En una republica bananera como la italiana no tiene sentido discutir. Las unicas palabras logicas se encuentran en Internet. Para los amigos castellano-hablantes una entrevista a Beppino Englaro, padre de Eluana, sobre lo que està pasando en Italia donde el actual gobierno intenta actuar un verdadero golpe. Por la primera vez el Ejecutivo no quiere respectar una sentencia de la Corte Constitucional. Es el fin de la democracia como la conocimos, pero los italianos, bueno la mayoria, siguen mirando la tele.
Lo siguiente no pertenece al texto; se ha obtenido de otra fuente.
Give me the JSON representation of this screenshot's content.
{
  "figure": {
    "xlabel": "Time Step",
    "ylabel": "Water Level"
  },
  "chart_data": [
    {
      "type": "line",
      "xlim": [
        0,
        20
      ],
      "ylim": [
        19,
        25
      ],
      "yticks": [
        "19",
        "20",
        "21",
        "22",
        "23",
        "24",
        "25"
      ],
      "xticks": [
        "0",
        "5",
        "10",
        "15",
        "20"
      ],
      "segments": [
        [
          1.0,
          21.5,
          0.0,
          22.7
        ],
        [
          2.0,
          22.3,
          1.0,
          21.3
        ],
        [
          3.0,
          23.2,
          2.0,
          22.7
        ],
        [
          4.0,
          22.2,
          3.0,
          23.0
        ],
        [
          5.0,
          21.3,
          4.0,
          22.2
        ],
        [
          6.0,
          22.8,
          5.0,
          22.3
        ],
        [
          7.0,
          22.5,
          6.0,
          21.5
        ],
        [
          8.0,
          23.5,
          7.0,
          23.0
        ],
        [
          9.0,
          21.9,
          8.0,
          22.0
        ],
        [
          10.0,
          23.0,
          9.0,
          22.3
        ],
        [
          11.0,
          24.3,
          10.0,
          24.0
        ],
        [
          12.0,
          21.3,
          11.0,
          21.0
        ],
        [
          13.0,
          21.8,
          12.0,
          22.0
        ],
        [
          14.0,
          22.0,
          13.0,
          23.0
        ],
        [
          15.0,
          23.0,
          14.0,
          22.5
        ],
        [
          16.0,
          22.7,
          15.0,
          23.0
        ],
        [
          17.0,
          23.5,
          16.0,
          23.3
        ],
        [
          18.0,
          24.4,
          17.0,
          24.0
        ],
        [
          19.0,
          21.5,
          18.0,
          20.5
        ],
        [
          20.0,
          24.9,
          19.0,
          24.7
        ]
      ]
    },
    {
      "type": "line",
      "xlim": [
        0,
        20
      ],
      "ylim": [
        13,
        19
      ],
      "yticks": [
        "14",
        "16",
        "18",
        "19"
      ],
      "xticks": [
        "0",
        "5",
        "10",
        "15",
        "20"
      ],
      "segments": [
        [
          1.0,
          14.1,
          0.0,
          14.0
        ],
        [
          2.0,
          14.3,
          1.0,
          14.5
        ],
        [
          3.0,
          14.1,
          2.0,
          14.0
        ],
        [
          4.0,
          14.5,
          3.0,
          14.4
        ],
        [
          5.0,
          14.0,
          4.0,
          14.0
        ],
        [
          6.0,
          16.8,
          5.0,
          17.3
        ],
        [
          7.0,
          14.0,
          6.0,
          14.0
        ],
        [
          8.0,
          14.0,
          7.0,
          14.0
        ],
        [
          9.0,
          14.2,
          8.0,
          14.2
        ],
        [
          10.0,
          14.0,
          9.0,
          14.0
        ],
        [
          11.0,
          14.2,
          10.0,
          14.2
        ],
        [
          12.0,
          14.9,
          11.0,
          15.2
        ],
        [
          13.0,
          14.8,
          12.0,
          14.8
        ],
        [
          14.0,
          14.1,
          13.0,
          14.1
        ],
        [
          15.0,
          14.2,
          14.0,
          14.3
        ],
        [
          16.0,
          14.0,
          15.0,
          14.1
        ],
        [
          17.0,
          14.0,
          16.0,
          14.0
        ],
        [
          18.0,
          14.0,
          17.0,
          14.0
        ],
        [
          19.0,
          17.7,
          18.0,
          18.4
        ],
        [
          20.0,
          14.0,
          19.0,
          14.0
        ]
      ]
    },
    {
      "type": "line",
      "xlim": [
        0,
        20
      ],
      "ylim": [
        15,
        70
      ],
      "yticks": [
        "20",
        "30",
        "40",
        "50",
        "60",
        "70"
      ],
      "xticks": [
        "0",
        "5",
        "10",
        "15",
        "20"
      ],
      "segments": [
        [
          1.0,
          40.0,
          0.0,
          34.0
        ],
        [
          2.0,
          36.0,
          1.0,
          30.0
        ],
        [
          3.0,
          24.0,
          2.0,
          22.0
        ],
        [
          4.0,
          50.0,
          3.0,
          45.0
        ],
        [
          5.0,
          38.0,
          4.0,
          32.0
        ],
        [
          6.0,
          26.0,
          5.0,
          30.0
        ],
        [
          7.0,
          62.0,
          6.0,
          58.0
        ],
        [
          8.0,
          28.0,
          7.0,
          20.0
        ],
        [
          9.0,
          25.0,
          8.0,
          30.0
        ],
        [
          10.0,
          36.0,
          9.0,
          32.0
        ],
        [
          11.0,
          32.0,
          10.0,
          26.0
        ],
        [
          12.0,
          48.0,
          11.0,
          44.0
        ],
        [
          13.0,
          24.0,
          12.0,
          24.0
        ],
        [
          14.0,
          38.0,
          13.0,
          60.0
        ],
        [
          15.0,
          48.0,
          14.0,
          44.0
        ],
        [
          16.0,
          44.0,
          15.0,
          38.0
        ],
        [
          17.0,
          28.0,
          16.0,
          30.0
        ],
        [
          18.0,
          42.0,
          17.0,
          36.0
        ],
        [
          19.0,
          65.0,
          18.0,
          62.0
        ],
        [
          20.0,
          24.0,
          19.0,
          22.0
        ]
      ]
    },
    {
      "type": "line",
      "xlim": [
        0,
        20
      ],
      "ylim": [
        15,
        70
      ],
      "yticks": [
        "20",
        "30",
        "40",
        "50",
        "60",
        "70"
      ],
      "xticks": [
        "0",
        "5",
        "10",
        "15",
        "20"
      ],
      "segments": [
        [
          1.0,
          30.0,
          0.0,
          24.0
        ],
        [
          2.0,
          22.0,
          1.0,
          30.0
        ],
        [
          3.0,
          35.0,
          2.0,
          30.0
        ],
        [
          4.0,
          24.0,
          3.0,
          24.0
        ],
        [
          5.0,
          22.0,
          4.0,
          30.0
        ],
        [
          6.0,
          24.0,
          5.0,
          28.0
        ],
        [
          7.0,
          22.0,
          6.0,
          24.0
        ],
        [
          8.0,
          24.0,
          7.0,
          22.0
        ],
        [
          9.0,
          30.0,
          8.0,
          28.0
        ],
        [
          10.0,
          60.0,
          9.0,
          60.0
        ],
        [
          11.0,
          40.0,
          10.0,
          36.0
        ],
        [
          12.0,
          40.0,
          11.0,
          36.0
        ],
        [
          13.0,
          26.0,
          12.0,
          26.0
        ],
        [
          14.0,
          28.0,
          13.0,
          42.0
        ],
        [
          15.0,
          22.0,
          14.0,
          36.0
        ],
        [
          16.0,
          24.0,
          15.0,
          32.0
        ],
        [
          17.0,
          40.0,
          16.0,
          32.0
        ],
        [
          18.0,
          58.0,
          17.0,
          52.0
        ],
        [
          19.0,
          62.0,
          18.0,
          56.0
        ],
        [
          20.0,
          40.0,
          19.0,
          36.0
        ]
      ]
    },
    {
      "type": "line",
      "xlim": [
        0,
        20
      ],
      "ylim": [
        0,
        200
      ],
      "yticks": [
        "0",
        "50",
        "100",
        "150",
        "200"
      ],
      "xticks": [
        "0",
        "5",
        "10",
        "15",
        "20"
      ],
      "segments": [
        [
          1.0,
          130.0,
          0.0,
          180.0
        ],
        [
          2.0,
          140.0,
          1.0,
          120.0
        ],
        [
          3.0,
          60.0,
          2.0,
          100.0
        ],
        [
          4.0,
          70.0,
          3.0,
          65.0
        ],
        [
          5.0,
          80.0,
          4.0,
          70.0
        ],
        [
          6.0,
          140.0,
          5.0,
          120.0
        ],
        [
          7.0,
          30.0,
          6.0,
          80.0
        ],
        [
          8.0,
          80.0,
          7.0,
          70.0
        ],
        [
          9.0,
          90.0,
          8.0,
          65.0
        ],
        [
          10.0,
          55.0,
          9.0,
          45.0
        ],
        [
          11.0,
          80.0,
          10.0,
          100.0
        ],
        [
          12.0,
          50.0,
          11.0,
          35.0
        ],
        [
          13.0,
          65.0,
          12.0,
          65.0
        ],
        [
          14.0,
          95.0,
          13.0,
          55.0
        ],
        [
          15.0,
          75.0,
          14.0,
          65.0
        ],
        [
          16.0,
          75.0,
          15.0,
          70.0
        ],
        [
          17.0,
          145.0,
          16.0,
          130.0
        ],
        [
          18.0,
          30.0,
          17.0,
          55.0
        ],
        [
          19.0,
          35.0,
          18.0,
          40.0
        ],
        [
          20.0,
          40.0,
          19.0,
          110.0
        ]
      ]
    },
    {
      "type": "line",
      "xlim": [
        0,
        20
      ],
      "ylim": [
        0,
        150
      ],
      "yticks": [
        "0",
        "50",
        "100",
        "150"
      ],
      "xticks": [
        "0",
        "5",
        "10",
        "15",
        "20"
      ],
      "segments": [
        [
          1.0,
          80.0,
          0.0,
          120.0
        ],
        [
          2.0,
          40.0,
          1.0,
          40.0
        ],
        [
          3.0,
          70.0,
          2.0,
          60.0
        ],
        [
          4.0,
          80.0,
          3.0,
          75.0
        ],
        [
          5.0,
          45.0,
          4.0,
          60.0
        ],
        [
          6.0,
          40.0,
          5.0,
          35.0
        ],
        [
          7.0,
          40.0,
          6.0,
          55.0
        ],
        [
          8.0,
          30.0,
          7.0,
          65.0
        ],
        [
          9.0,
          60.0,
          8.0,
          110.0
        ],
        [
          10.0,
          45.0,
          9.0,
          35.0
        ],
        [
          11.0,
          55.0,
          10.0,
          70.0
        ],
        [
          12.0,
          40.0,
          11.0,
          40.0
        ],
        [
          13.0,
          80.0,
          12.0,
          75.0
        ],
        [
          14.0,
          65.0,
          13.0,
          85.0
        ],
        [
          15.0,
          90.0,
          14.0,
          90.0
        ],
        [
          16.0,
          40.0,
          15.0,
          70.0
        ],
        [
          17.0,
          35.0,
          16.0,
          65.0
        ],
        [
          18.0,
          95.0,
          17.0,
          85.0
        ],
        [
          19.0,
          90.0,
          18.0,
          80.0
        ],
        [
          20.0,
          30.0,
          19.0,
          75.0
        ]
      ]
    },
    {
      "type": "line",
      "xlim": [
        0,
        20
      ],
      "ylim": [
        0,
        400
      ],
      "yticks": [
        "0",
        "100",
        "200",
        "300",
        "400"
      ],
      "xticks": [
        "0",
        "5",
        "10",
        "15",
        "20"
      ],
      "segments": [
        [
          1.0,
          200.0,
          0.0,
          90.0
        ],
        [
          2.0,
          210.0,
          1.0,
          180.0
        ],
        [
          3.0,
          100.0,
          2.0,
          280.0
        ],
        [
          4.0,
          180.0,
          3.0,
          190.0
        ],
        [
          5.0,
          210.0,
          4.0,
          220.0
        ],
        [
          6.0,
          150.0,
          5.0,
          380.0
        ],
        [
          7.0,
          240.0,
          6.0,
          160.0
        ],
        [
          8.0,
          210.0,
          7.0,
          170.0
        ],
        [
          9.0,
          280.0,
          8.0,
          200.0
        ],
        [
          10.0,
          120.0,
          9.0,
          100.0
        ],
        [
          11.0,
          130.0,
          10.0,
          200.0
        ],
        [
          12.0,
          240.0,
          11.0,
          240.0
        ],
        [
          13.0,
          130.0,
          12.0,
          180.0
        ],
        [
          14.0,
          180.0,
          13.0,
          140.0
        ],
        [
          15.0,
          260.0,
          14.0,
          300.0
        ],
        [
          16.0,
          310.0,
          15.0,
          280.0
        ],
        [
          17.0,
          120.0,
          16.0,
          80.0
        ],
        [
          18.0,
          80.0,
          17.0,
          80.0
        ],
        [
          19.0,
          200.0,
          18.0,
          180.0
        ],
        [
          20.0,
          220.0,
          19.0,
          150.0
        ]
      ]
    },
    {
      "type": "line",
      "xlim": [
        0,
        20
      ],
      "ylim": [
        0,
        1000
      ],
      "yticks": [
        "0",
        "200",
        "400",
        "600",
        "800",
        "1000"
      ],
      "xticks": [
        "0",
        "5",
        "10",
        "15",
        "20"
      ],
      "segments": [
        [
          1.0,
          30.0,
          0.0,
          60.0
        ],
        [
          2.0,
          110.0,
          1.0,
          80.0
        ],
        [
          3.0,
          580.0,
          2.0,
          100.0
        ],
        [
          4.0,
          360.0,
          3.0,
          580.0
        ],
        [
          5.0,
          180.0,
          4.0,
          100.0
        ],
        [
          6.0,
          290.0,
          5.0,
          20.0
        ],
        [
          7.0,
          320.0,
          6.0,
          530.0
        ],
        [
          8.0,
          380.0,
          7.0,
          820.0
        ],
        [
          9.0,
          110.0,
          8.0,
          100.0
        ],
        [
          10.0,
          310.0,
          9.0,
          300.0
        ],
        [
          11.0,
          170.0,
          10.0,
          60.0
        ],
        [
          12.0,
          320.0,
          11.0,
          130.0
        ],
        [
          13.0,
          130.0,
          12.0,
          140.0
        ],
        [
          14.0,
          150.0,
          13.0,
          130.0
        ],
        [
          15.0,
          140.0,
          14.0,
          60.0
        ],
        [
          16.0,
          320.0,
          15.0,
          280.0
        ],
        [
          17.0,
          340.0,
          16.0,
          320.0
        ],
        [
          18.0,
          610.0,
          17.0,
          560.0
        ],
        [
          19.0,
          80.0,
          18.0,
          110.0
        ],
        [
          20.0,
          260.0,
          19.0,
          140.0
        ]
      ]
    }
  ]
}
MIGUEL MORA - Roma - 08/02/2009

El Pais

Beppino Englaro es, más que un hombre, un superhombre. Lleva 17 años intentando cumplir la misión que le encomendó su hija Eluana. Vivir libre y con dignidad, o morir. "Lo decidimos en familia. Vida, muerte, dignidad, libertad. Somos tres purasangres de la libertad. La magistratura ha defendido nuestro derecho. Y no necesitamos oír letanías", explica.

Tras una batalla jurídica de 11 años, su hija espera en la clínica La Quiete de Udine el momento de ver reconocido su derecho, sancionado por todas las instancias judiciales posibles, a no vivir sin capacidad de entender y querer.

Su padre está más tranquilo que nunca. En paz. No le afecta la manipulación política que ha hecho del caso Silvio Berlusconi, ni el escándalo apocalíptico orquestado por el Vaticano, ni las acusaciones de asesinato que, otra vez ayer, le lanzó la curia romana. "La condena a vivir bajo cualquier condición es mucho peor que una condena a muerte", dice desde su casa de Lecco, donde espera el desenlace con su mujer, Saturna, enferma de cáncer desde 1992, el año en que Eluana tuvo el accidente que la dejó en estado vegetativo.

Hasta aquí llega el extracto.